An alternate approach for working with kids - got me to wondering how one could play with the time-in notion so that it becomes one more tool for those of with adult ADHD and/or executive dysfunction issues.
I learned about time-ins from the web site Social Moms, where it was suggested replacing time-outs for kids with behavior problems with time-ins could be helpful in preventing such issues and reinforcing positive experiences.
The time-in notion was attributed to psychotherapist Ava Parnass. In short, “time-in keeps things from building up and exploding, leading to too many time-outs,” says Parnass, author of Listen to Me Please! Time In Not Time Out. You can learn more about Ms Parnass at her web site Listen to Me Please.Com. Her web site is really cool, and parents will find it both entertaining and helpful.
My wondering about time-ins lead me to link it with an approach I already use, and that is scheduling a few five minute activity periods when I'm stuck and not able to get anything done.
What I would add to this approach would be the name time-in, which would be a way of strengthening it.
Schedule a time-in and "act as if," as if I didn't have an executive dysfunction problem, or ADHD, or issues getting started at a task, or switching from one task to another.
Surely, I can fake it for at least five minutes - that's all, 30o seconds, about 50 breaths (depending on your normal breathing rate, and don't try to change your breathing for this exercise).
By fake, I mean to "act as if," creating for yourself a sense of being able to do whatever it is the time-in activity is for five minutes, knowing you do not have to do it any longer than that.
"But," some may say, "I have so much to do, so many things piling up, I need more than five minutes."

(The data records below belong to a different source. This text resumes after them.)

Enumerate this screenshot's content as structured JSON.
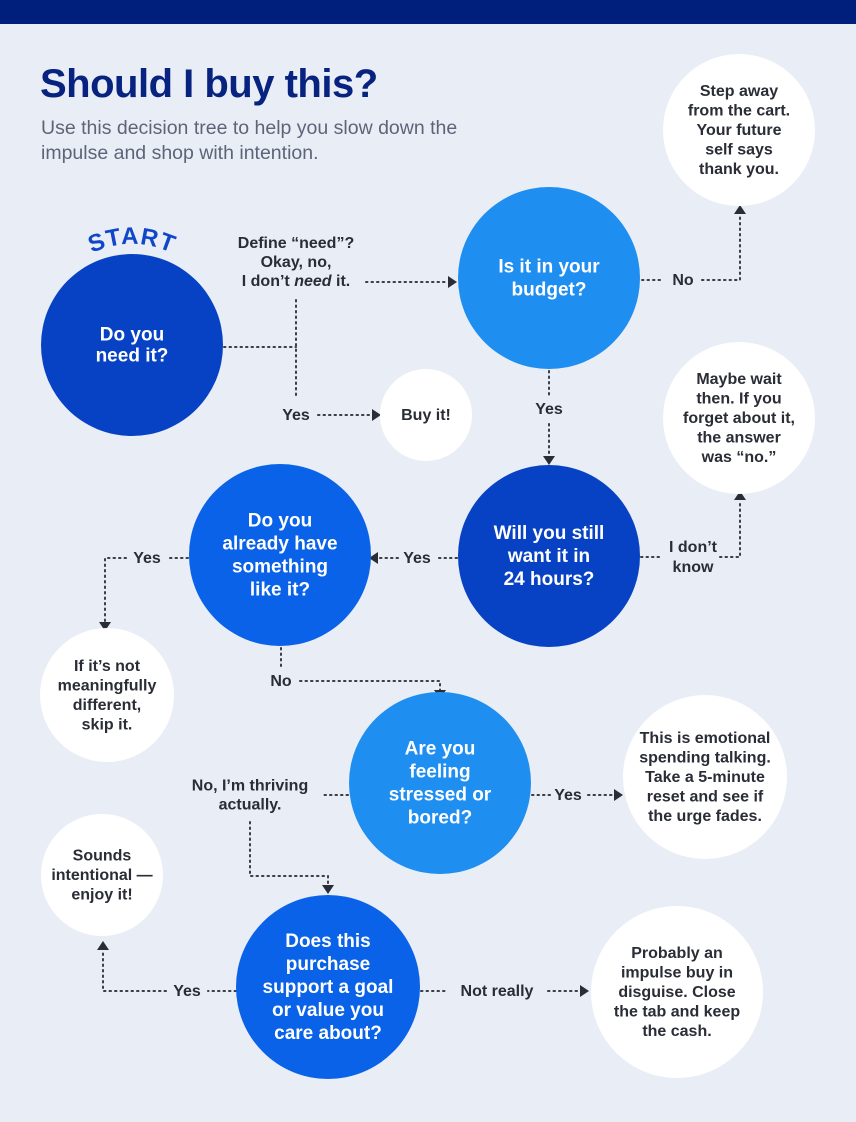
{
  "header": {
    "title": "Should I buy this?",
    "subtitle": "Use this decision tree to help you slow down the impulse and shop with intention."
  },
  "start_label": "START",
  "colors": {
    "topbar": "#001e7c",
    "background": "#e9eef6",
    "title": "#07237f",
    "dark_blue": "#0842c4",
    "mid_blue": "#0a62e8",
    "light_blue": "#1f8ef1",
    "answer_circle": "#ffffff"
  },
  "nodes": {
    "need": {
      "lines": [
        "Do you",
        "need it?"
      ],
      "color": "#0842c4"
    },
    "budget": {
      "lines": [
        "Is it in your",
        "budget?"
      ],
      "color": "#1f8ef1"
    },
    "step_away": {
      "lines": [
        "Step away",
        "from the cart.",
        "Your future",
        "self says",
        "thank you."
      ],
      "color": "#ffffff"
    },
    "buy_it": {
      "lines": [
        "Buy it!"
      ],
      "color": "#ffffff"
    },
    "maybe_wait": {
      "lines": [
        "Maybe wait",
        "then. If you",
        "forget about it,",
        "the answer",
        "was “no.”"
      ],
      "color": "#ffffff"
    },
    "still_want": {
      "lines": [
        "Will you still",
        "want it in",
        "24 hours?"
      ],
      "color": "#0842c4"
    },
    "already_have": {
      "lines": [
        "Do you",
        "already have",
        "something",
        "like it?"
      ],
      "color": "#0a62e8"
    },
    "skip_it": {
      "lines": [
        "If it’s not",
        "meaningfully",
        "different,",
        "skip it."
      ],
      "color": "#ffffff"
    },
    "stressed": {
      "lines": [
        "Are you",
        "feeling",
        "stressed or",
        "bored?"
      ],
      "color": "#1f8ef1"
    },
    "emotional": {
      "lines": [
        "This is emotional",
        "spending talking.",
        "Take a 5-minute",
        "reset and see if",
        "the urge fades."
      ],
      "color": "#ffffff"
    },
    "intentional": {
      "lines": [
        "Sounds",
        "intentional —",
        "enjoy it!"
      ],
      "color": "#ffffff"
    },
    "goal": {
      "lines": [
        "Does this",
        "purchase",
        "support a goal",
        "or value you",
        "care about?"
      ],
      "color": "#0a62e8"
    },
    "impulse": {
      "lines": [
        "Probably an",
        "impulse buy in",
        "disguise. Close",
        "the tab and keep",
        "the cash."
      ],
      "color": "#ffffff"
    }
  },
  "edges": {
    "need_no": {
      "lines": [
        "Define “need”?",
        "Okay, no,",
        "I don’t need it."
      ],
      "emphasis": "need"
    },
    "need_yes": {
      "lines": [
        "Yes"
      ]
    },
    "budget_no": {
      "lines": [
        "No"
      ]
    },
    "budget_yes": {
      "lines": [
        "Yes"
      ]
    },
    "still_want_idk": {
      "lines": [
        "I don’t",
        "know"
      ]
    },
    "still_want_yes": {
      "lines": [
        "Yes"
      ]
    },
    "already_have_yes": {
      "lines": [
        "Yes"
      ]
    },
    "already_have_no": {
      "lines": [
        "No"
      ]
    },
    "stressed_no": {
      "lines": [
        "No, I’m thriving",
        "actually."
      ]
    },
    "stressed_yes": {
      "lines": [
        "Yes"
      ]
    },
    "goal_yes": {
      "lines": [
        "Yes"
      ]
    },
    "goal_not_really": {
      "lines": [
        "Not really"
      ]
    }
  }
}
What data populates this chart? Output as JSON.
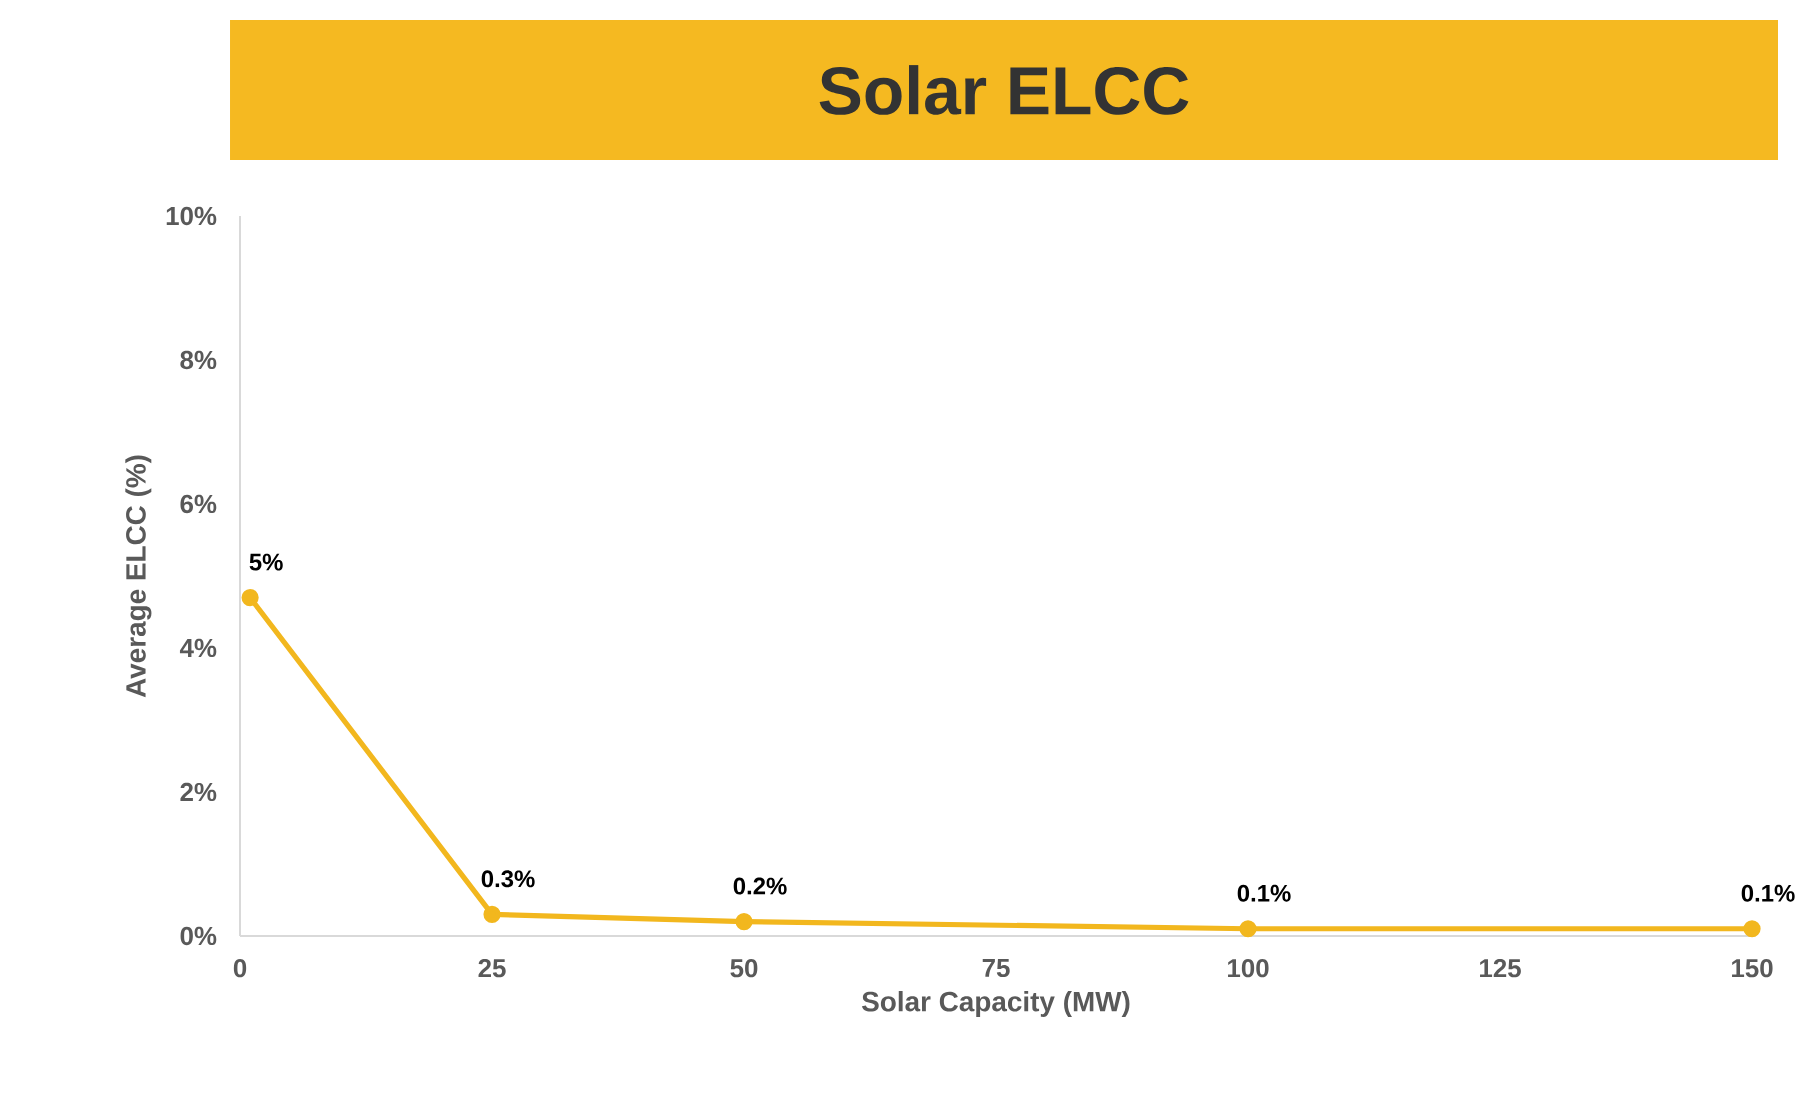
{
  "chart_data": {
    "type": "line",
    "title": "Solar ELCC",
    "xlabel": "Solar Capacity (MW)",
    "ylabel": "Average ELCC (%)",
    "x": [
      1,
      25,
      50,
      100,
      150
    ],
    "series": [
      {
        "color": "#f2b71e",
        "values": [
          4.7,
          0.3,
          0.2,
          0.1,
          0.1
        ],
        "value_labels": [
          "5%",
          "0.3%",
          "0.2%",
          "0.1%",
          "0.1%"
        ]
      }
    ],
    "xlim": [
      0,
      150
    ],
    "xticks": [
      0,
      25,
      50,
      75,
      100,
      125,
      150
    ],
    "ylim": [
      0,
      10
    ],
    "yticks": [
      {
        "value": 0,
        "label": "0%"
      },
      {
        "value": 2,
        "label": "2%"
      },
      {
        "value": 4,
        "label": "4%"
      },
      {
        "value": 6,
        "label": "6%"
      },
      {
        "value": 8,
        "label": "8%"
      },
      {
        "value": 10,
        "label": "10%"
      }
    ],
    "grid": false,
    "marker": "circle",
    "line_style": "solid"
  }
}
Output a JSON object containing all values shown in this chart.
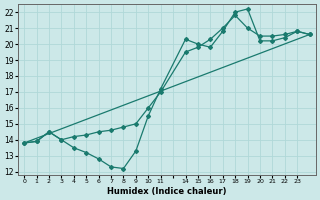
{
  "xlabel": "Humidex (Indice chaleur)",
  "bg_color": "#cce8e8",
  "line_color": "#1a7a6e",
  "grid_color": "#b0d8d8",
  "xlim": [
    -0.5,
    23.5
  ],
  "ylim": [
    11.8,
    22.5
  ],
  "yticks": [
    12,
    13,
    14,
    15,
    16,
    17,
    18,
    19,
    20,
    21,
    22
  ],
  "xtick_labels": [
    "0",
    "1",
    "2",
    "3",
    "4",
    "5",
    "6",
    "7",
    "8",
    "9",
    "10",
    "11",
    "",
    "14",
    "15",
    "16",
    "17",
    "18",
    "19",
    "20",
    "21",
    "22",
    "23"
  ],
  "line1_x": [
    0,
    1,
    2,
    3,
    4,
    5,
    6,
    7,
    8,
    9,
    10,
    11,
    13,
    14,
    15,
    16,
    17,
    18,
    19,
    20,
    21,
    22,
    23
  ],
  "line1_y": [
    13.8,
    13.9,
    14.5,
    14.0,
    13.5,
    13.2,
    12.8,
    12.3,
    12.2,
    13.3,
    15.5,
    17.2,
    20.3,
    20.0,
    19.8,
    20.8,
    22.0,
    22.2,
    20.2,
    20.2,
    20.4,
    20.8,
    20.6
  ],
  "line2_x": [
    0,
    1,
    2,
    3,
    4,
    5,
    6,
    7,
    8,
    9,
    10,
    11,
    13,
    14,
    15,
    16,
    17,
    18,
    19,
    20,
    21,
    22,
    23
  ],
  "line2_y": [
    13.8,
    13.9,
    14.5,
    14.0,
    14.2,
    14.3,
    14.5,
    14.6,
    14.8,
    15.0,
    16.0,
    17.0,
    19.5,
    19.8,
    20.3,
    21.0,
    21.8,
    21.0,
    20.5,
    20.5,
    20.6,
    20.8,
    20.6
  ],
  "line3_x": [
    0,
    23
  ],
  "line3_y": [
    13.8,
    20.6
  ]
}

While that may be very true, the point for many people is that right now they are not doing anything. Or right now, this day for which a time-in could be scheduled, they are stuck. The point of time-in is to get unstuck, to start experiencing some traction. To move from inaction to being in action.
What I try to do when stuck - and as some readers here may know, I can get quite stuck, especially as depression and anxiety take hold - is to schedule no more than two or three time-in periods for both morning and afternoon.
Such minimal scheduling may seem silly when looking at what needs to be done. Yet if there's anxiety around you don't want to do anything to add to it. I've found if I try to schedule more time-ins they become a source of anxiety as well, and that doesn't help in gaining traction when stuck.
The mental "trick" with so few time-in periods is that you may find yourself wanting to do more than the five minutes, or that quite naturally you start to shift from one activity to another.
That isn't the immediate goal, however, and even to have such an expectation may hold you back. The immediate goal is to have spent five minutes on each of two or three activities in the morning, and again in the afternoon.
Ironically, knowing that you do not have to do anything more than the time-in activities, may help to reduce your overall anxiety. In effect you're saying to yourself, "As long as I do the time-ins I' ve scheduled, I can relax the rest of the time." In other words, the pressure is lifted, and the anxiety may evaporate.
As I noted above, the idea of working with scheduled five minute periods isn't new to me. What is new, however, is thinking of them as time-ins. When I'm stuck, life feels like one long time-out. With that sense of time-out comes negative associations, such as: out in the cold, out of the game, out of my mind, etc. Naturally, those aren't helpful, yet the more stuck I am, the more damning the self-talk can be.
So adding the notion of time-in to the five minute activities strengthens the approach. The associations then become in the game, in touch with what needs to be done, in motion, in action, and so on.
My experience with myself and others is that working with a small number of five minute activity periods can lead those with ADHD, executive dysfunction, or anxiety to a place of greater, more sustained activity, in less time than other approaches. I'm finding for myself that thinking of these five minute periods as time-ins really does enhance this approach.
In the final analysis, we are all "experiments of one," as the running doctor George Sheehan used to say. It's good to see ourselves that way because we're more likely to try different ways to keep motivated and moving when we'd otherwise be stuck.
Thinking in terms of time-ins may be a useful and powerful approach for many people some of the time. The important thing is to have different ways of motivating yourself and getting things done, so when one of them isn't working for you today you have something else in your toolkit.